"Oh! Étienne, my darling, if you only knew how I love you; how—"
André began to cry again, and he, in a rage, exclaimed:
"Confound it all, won't the little brat be quiet?"
No, the little brat would not be quiet, but howled all the louder, on the contrary.
She thought she heard a noise downstairs; no doubt the nurse was coming, so she jumped up and took the child into bed, and he grew quiet directly.
Three times she put him back, and three times she had to fetch him again, and an hour before daybreak the Captain had to go, swearing like the proverbial trooper; and, to calm his impatience, Mathilde promised to receive him again the next night. Of course he came, more impatient and ardent than ever, excited by the delay.

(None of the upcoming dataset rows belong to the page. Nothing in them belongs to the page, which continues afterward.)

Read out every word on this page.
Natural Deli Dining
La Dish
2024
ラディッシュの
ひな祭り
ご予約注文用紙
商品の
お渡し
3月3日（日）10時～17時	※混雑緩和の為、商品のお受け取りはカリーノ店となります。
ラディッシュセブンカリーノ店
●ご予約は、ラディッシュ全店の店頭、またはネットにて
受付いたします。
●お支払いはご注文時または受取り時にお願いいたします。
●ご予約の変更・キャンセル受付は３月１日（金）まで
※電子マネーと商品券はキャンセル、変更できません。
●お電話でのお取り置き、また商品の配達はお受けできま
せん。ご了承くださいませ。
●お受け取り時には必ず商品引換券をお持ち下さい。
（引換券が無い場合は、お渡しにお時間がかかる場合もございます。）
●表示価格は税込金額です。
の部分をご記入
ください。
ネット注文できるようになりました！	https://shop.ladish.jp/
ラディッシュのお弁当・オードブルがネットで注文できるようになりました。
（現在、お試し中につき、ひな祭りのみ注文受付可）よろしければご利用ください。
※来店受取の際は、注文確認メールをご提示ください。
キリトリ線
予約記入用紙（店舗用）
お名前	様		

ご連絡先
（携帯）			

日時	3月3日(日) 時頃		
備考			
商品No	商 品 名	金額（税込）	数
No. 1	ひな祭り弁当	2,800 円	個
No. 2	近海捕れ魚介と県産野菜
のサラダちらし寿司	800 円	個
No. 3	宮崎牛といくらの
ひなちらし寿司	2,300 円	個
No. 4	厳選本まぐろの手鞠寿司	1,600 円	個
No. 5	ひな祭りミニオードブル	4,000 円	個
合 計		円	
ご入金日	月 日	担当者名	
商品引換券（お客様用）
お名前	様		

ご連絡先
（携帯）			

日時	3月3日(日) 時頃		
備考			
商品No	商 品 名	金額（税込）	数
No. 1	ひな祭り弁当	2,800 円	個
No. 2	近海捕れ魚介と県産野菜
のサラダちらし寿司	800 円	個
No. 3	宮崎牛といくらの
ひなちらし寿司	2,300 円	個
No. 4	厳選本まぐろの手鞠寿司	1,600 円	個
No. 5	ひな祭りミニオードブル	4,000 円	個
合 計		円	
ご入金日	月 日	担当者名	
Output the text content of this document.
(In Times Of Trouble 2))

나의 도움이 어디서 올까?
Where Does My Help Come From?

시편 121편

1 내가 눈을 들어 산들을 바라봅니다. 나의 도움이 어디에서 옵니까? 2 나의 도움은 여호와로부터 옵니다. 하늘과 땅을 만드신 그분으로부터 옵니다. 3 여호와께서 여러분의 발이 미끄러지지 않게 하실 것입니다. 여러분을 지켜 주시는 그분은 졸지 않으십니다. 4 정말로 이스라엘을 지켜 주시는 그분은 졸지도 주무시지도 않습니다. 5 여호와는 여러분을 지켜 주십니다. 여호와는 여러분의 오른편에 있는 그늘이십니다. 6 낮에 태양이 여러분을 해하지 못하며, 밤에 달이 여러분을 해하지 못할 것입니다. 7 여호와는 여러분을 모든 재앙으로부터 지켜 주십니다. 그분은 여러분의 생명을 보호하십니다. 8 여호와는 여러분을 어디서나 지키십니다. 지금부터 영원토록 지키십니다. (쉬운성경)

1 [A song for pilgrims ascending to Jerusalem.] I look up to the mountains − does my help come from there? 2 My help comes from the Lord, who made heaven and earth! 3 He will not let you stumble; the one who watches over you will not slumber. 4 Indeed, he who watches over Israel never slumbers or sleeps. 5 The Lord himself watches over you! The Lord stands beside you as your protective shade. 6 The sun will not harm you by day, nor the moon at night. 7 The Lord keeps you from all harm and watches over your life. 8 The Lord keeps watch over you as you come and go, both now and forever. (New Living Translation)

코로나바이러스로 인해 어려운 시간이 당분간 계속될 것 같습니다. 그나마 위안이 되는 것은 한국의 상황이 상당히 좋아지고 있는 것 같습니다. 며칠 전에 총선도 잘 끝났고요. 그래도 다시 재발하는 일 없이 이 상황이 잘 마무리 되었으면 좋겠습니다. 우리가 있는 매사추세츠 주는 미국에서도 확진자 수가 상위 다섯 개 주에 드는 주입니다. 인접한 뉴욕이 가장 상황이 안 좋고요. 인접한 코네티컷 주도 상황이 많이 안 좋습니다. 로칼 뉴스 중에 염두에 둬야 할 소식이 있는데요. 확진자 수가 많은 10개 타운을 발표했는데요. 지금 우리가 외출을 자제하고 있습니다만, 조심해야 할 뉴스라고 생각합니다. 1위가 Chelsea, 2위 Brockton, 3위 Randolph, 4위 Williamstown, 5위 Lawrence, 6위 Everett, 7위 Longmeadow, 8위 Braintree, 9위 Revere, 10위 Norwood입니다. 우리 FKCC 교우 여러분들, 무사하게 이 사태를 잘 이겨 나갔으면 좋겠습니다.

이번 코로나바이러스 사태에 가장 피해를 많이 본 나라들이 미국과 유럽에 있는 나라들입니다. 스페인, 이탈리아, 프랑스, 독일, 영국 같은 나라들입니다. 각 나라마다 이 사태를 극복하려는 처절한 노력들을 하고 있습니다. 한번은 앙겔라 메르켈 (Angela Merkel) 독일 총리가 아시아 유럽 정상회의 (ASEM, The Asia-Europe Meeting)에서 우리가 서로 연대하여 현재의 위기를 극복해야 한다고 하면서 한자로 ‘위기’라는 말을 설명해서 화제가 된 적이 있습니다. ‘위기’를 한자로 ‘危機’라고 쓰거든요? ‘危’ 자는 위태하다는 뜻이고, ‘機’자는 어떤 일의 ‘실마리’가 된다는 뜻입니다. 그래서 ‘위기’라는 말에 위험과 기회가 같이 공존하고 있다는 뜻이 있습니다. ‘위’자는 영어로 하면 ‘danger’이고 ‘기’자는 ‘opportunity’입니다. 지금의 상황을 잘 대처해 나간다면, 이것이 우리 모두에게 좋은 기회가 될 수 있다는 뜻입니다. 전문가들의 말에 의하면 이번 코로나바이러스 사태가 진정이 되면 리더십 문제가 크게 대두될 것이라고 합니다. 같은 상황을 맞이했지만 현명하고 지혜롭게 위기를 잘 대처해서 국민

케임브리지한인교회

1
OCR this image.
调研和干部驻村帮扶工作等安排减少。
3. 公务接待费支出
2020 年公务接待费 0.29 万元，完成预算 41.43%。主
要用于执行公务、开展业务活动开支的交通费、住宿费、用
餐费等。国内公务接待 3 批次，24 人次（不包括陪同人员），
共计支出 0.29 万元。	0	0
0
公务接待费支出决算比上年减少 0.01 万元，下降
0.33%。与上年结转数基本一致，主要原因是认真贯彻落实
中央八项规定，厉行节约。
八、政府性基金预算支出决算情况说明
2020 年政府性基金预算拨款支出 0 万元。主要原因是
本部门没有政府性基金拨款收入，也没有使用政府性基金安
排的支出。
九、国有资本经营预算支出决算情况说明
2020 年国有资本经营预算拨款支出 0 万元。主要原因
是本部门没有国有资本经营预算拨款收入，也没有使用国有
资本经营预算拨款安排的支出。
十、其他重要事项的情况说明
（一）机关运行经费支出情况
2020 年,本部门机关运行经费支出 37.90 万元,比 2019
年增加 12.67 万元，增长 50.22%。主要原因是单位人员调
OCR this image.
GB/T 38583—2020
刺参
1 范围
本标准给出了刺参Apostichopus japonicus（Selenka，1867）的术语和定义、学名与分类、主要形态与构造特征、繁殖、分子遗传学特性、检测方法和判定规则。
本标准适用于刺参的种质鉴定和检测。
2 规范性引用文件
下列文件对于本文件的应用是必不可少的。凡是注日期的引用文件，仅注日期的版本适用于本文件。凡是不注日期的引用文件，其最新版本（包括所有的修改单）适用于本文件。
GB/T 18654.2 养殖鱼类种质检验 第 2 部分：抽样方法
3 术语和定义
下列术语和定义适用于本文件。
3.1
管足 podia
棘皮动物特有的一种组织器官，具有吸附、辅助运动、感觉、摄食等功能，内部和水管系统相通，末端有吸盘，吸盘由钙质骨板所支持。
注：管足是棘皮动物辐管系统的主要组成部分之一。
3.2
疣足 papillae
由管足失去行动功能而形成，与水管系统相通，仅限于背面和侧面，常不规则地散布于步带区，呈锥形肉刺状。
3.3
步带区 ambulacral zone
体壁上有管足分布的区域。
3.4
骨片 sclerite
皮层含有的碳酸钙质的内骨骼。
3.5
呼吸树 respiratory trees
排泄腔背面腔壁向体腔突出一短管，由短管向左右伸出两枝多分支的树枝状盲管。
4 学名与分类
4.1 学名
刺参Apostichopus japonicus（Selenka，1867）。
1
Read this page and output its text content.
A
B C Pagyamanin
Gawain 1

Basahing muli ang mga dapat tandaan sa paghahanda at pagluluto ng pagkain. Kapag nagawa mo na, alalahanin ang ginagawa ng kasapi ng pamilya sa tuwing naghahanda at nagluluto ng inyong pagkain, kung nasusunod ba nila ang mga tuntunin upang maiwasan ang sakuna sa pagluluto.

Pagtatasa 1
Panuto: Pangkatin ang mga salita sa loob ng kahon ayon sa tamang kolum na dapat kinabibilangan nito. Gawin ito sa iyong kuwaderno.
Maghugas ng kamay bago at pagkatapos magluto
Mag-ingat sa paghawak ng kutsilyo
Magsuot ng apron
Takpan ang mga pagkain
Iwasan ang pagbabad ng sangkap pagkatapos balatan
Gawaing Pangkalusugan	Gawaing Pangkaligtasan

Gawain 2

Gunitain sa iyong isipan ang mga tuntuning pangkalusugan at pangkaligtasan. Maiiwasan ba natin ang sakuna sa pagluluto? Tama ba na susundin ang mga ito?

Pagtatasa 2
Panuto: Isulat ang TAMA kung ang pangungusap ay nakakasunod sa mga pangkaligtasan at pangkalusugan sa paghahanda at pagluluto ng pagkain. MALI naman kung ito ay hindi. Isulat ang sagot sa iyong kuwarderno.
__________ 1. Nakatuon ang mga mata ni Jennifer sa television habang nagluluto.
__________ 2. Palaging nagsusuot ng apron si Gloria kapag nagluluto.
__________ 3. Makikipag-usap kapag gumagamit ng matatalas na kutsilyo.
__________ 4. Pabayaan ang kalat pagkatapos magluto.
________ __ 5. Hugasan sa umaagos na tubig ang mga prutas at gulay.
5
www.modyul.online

He took care to lay his sword carefully on the arms of a chair, he took off his boots like a thief, and spoke so low that Mathilde could hardly hear him. At last, he was just going to be really happy when the floor, or some piece of furniture, or perhaps the bed itself, creaked; it sounded as if something had broken; and in a moment a cry, feeble at first, but which grew louder, every moment, made itself heard. André was awake again.
He yapped like a fox, and there was not the slightest doubt that if he went on like that the whole house would awake; so his mother, not knowing what to do, got up and brought him. The Captain was more furious than ever, but did not move, and very carefully he put out his hand, took a small piece of the child's flesh between his two fingers, no matter where it was, the thighs or elsewhere, and pinched it. The little one struggled and screamed in a deafening manner, but his tormentor pinched everywhere, furiously and more vigorously. He took a piece of flesh and twisted and turned it, and then let go, only to take hold of another piece, and then another and another.
The child screamed like a chicken having its throat cut, or a dog being mercilessly beaten. His mother caressed him, kissed him, and tried to stifle his cries by her tenderness; but André grew purple, as if he were going into convulsions, and kicked and struggled with his little arms and legs in an alarming manner.